Flavius Stilicho dit Stilicon (vers 360-408)
Général et Homme Politique
Il est Vandale [1] par son père, sans doute commandant d’escadron de cavalerie sous Valens et Romain par sa mère, une provinciale de Pannonie [2].
Appartenant à la secte d’Arius, il sert d’abord dans l’armée romaine comme simple auxiliaire mais gravit rapidement les échelons pour devenir chef d’état major de l’armée romaine dès 385, puis épouse une Romaine de haute naissance, Serena, tout en acquérant la citoyenneté romaine. En 398, il renforce encore un peu plus son influence sur Honorius en lui faisant épouser sa fille Marie, puis après la mort de celle-ci, sa cadette Thermantia. Après la victoire de Théodose lors de la bataille de la Rivière Froide [3] en 394, il prend le titre de magister peditum praesentalis [4], la plus éclatante dignité militaire de l’Occident.
En 395, l’empereur mourant Théodose 1er lui confie la régence de l’Empire romain d’Occident au nom du jeune empereur Honorius. Il essaye d’étendre sa régence à Arcadius et à l’Empire romain d’Orient en envoyant l’officier goth [5] Gaïnas à Constantinople. Celui-ci élimine le préfet du prétoire [6] Rufin qui dirige l’empire d’Orient, mais Gaïnas s’impose auprès de Arcadius pour son propre compte en 400.

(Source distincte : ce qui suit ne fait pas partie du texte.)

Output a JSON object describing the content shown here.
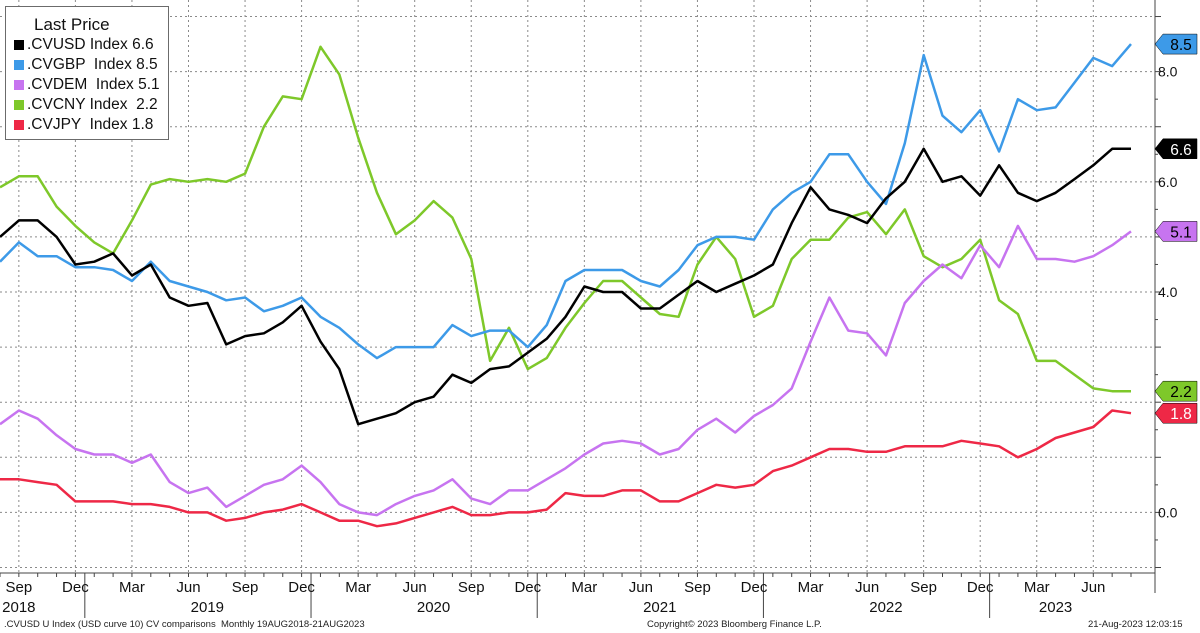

Général énergique, il protège efficacement l’Italie contre les invasions barbares mais au prix de transferts de troupes qui découvrent la frontière du Rhin.
En 401, des Vandales et des Alains [7] envahissent les provinces de Rhétie [8] et de Norique [9]. Après les avoir battus, il les installe en Italie du Nord, les incorporant dans son armée.
En 402, il sauve Honorius, menacé à Milan [10] par les Wisigoths [11] du roi Alaric 1er et les refoule en Illyrie [12]. Pour assurer une meilleure protection de l’empereur, il transfère la cour impériale de Milan à Ravenne [13] et négocie avec Alaric pour le fixer en Illyrie.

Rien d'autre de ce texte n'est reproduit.